Hillary Clinton issued a lengthy follow-up statement on Tuesday regarding her decision not to fire a 2008 campaign staffer accused of sexual misconduct.
“If I had it to do again, I wouldn’t,” Clinton said in a lengthy Facebook post on Tuesday, explaining her reasoning for keeping the adviser on with her campaign and why she would make a different decision today.
The New York Times reported last week that in 2008, Burns Strider, the Clinton campaign’s “Faith Advisor,” was accused of sending suggestive emails to a 30-year-old female staffer, and also of touching her inappropriately in public.
“Mrs. Clinton’s campaign manager at the time recommended that she fire the adviser, Burns Strider. But Mrs. Clinton did not. Instead, Mr. Strider was docked several weeks of pay and ordered to undergo counseling, and the young woman was moved to a new job,” the report read.
Clinton first responded to the report on Twitter, writing that she was “dismayed when it occurred” but the accusation was taken seriously. She did not address the Times’ assertion that she went against advice telling her to fire Strider.
A story appeared today about something that happened in 2008. I was dismayed when it occurred, but was heartened the young woman came forward, was heard, and had her concerns taken seriously and addressed.
— Hillary Clinton (@HillaryClinton) January 27, 2018
“I didn’t think firing him was the best solution to the problem,” Clinton later explained Tuesday. “He needed to be punished, change his behavior, and understand why his actions were wrong. The young woman needed to be able to thrive and feel safe. I thought both could happen without him losing his job. I believed the punishment was severe and the message to him unambiguous.”
The former presidential candidate explained that her priorities as an employer are both to support women and to “avoid termination while still doing right by everyone involved” when problems arise.
Admitting that a “seismic shift” has taken place in the last year in the way society responds to sexual harassment accusations, Clinton wrote that she believed at the time of the accusation that she had taken the right course of action. “At the time, I believed the punishment I imposed was severe and fit the offense,” she wrote.
Clinton also said she has been in touch with the woman in the days since the New York Times story broke (including allowing her to read the new statement before it was shared to Facebook), and the woman told her she felt “supported” by the campaign in 2008 and “all these years later, those feelings haven’t changed.”
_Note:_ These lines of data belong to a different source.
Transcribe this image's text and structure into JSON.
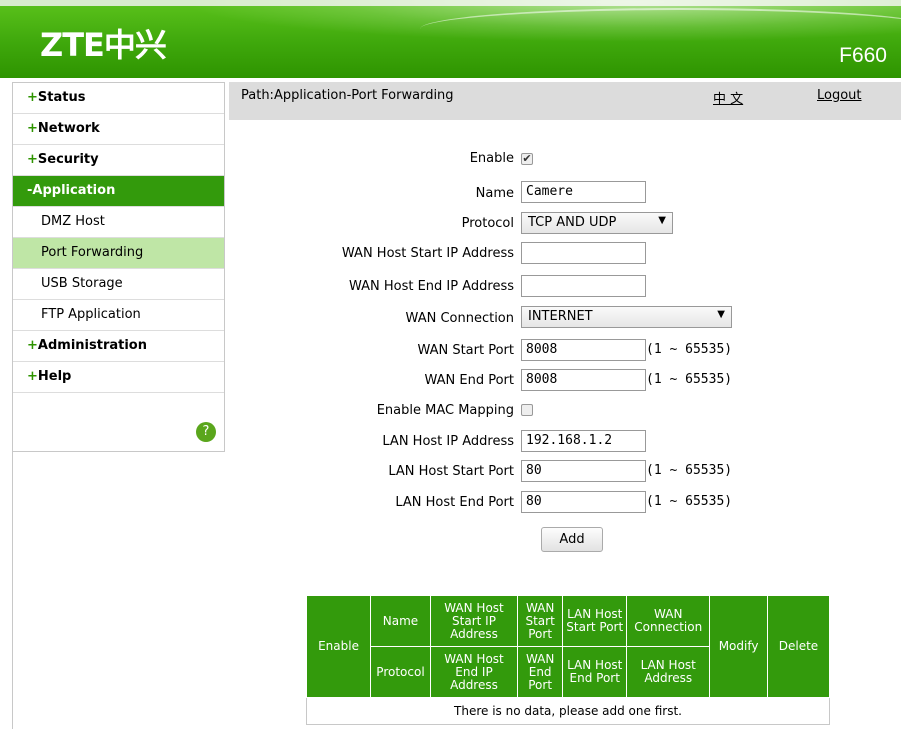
{
  "header": {
    "logo": "ZTE中兴",
    "model": "F660"
  },
  "sidebar": {
    "items": [
      {
        "prefix": "+",
        "label": "Status"
      },
      {
        "prefix": "+",
        "label": "Network"
      },
      {
        "prefix": "+",
        "label": "Security"
      },
      {
        "prefix": "-",
        "label": "Application"
      },
      {
        "prefix": "+",
        "label": "Administration"
      },
      {
        "prefix": "+",
        "label": "Help"
      }
    ],
    "subitems": [
      "DMZ Host",
      "Port Forwarding",
      "USB Storage",
      "FTP Application"
    ],
    "selected": "Port Forwarding",
    "help_glyph": "?"
  },
  "pathbar": {
    "path": "Path:Application-Port Forwarding",
    "lang": "中 文",
    "logout": "Logout"
  },
  "form": {
    "enable": {
      "label": "Enable",
      "checked": true,
      "mark": "✔"
    },
    "name": {
      "label": "Name",
      "value": "Camere"
    },
    "protocol": {
      "label": "Protocol",
      "value": "TCP AND UDP"
    },
    "wan_host_start": {
      "label": "WAN Host Start IP Address",
      "value": ""
    },
    "wan_host_end": {
      "label": "WAN Host End IP Address",
      "value": ""
    },
    "wan_connection": {
      "label": "WAN Connection",
      "value": "INTERNET"
    },
    "wan_start_port": {
      "label": "WAN Start Port",
      "value": "8008",
      "range": "(1 ~ 65535)"
    },
    "wan_end_port": {
      "label": "WAN End Port",
      "value": "8008",
      "range": "(1 ~ 65535)"
    },
    "mac_mapping": {
      "label": "Enable MAC Mapping",
      "checked": false
    },
    "lan_host_ip": {
      "label": "LAN Host IP Address",
      "value": "192.168.1.2"
    },
    "lan_start_port": {
      "label": "LAN Host Start Port",
      "value": "80",
      "range": "(1 ~ 65535)"
    },
    "lan_end_port": {
      "label": "LAN Host End Port",
      "value": "80",
      "range": "(1 ~ 65535)"
    },
    "add_label": "Add"
  },
  "table": {
    "enable": "Enable",
    "name": "Name",
    "wan_host_start": "WAN Host Start IP Address",
    "wan_start_port": "WAN Start Port",
    "lan_host_start": "LAN Host Start Port",
    "wan_connection": "WAN Connection",
    "modify": "Modify",
    "delete": "Delete",
    "protocol": "Protocol",
    "wan_host_end": "WAN Host End IP Address",
    "wan_end_port": "WAN End Port",
    "lan_host_end": "LAN Host End Port",
    "lan_host_address": "LAN Host Address",
    "empty": "There is no data, please add one first."
  },
  "colors": {
    "brand_green": "#339a0c",
    "selected_bg": "#bfe6a6",
    "pathbar_bg": "#dcdcdc"
  }
}
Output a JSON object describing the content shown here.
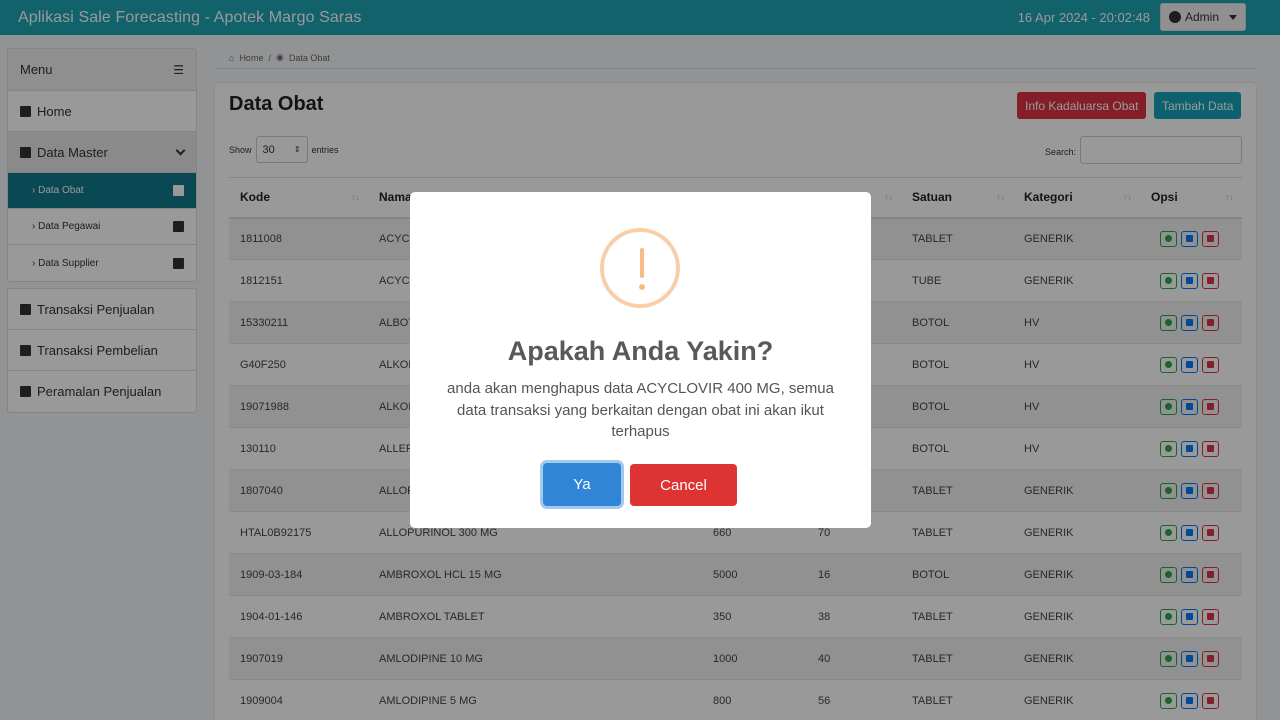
{
  "header": {
    "title": "Aplikasi Sale Forecasting - Apotek Margo Saras",
    "datetime": "16 Apr 2024 -  20:02:48",
    "user": "Admin"
  },
  "sidebar": {
    "menu_label": "Menu",
    "home": "Home",
    "data_master": "Data Master",
    "sub_items": [
      "Data Obat",
      "Data Pegawai",
      "Data Supplier"
    ],
    "transaksi_penjualan": "Transaksi Penjualan",
    "transaksi_pembelian": "Transaksi Pembelian",
    "peramalan": "Peramalan Penjualan"
  },
  "breadcrumb": {
    "home": "Home",
    "current": "Data Obat"
  },
  "main": {
    "title": "Data Obat",
    "btn_expired": "Info Kadaluarsa Obat",
    "btn_add": "Tambah Data",
    "show_label": "Show",
    "show_value": "30",
    "entries_label": "entries",
    "search_label": "Search:"
  },
  "table": {
    "columns": [
      "Kode",
      "Nama",
      "",
      "",
      "Satuan",
      "Kategori",
      "Opsi"
    ],
    "rows": [
      [
        "1811008",
        "ACYCLOVIR 400 MG",
        "",
        "",
        "TABLET",
        "GENERIK"
      ],
      [
        "1812151",
        "ACYCLOVIR CREAM",
        "",
        "",
        "TUBE",
        "GENERIK"
      ],
      [
        "15330211",
        "ALBOTHYL",
        "",
        "",
        "BOTOL",
        "HV"
      ],
      [
        "G40F250",
        "ALKOHOL 70%",
        "",
        "",
        "BOTOL",
        "HV"
      ],
      [
        "19071988",
        "ALKOHOL 96%",
        "",
        "",
        "BOTOL",
        "HV"
      ],
      [
        "130110",
        "ALLERIN",
        "",
        "",
        "BOTOL",
        "HV"
      ],
      [
        "1807040",
        "ALLOPURINOL 100 MG",
        "",
        "",
        "TABLET",
        "GENERIK"
      ],
      [
        "HTAL0B92175",
        "ALLOPURINOL 300 MG",
        "660",
        "70",
        "TABLET",
        "GENERIK"
      ],
      [
        "1909-03-184",
        "AMBROXOL HCL 15 MG",
        "5000",
        "16",
        "BOTOL",
        "GENERIK"
      ],
      [
        "1904-01-146",
        "AMBROXOL TABLET",
        "350",
        "38",
        "TABLET",
        "GENERIK"
      ],
      [
        "1907019",
        "AMLODIPINE 10 MG",
        "1000",
        "40",
        "TABLET",
        "GENERIK"
      ],
      [
        "1909004",
        "AMLODIPINE 5 MG",
        "800",
        "56",
        "TABLET",
        "GENERIK"
      ]
    ]
  },
  "dialog": {
    "title": "Apakah Anda Yakin?",
    "text": "anda akan menghapus data ACYCLOVIR 400 MG, semua data transaksi yang berkaitan dengan obat ini akan ikut terhapus",
    "confirm": "Ya",
    "cancel": "Cancel"
  }
}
“I was inspired by my conversation with this young woman to express my own thinking on the matter,” she wrote. “You may question why it’s taken me time to speak on this at length. The answer is simple: I’ve been grappling with this and thinking about how best to share my thoughts. I hope that my doing so will push others to keep having this conversation.”
Clinton also took aim at the Times itself, calling out the paper for its decision to reinstate reporter Glenn Thrush following a brief suspension after similar misconduct allegations were made against him late last year.
“A decade from now, that decision may not look as tough as it feels today,” Clinton wrote. “The norms around sexual harassment will likely have continued to change as swiftly and significantly in the years to come as they have over the years until now.”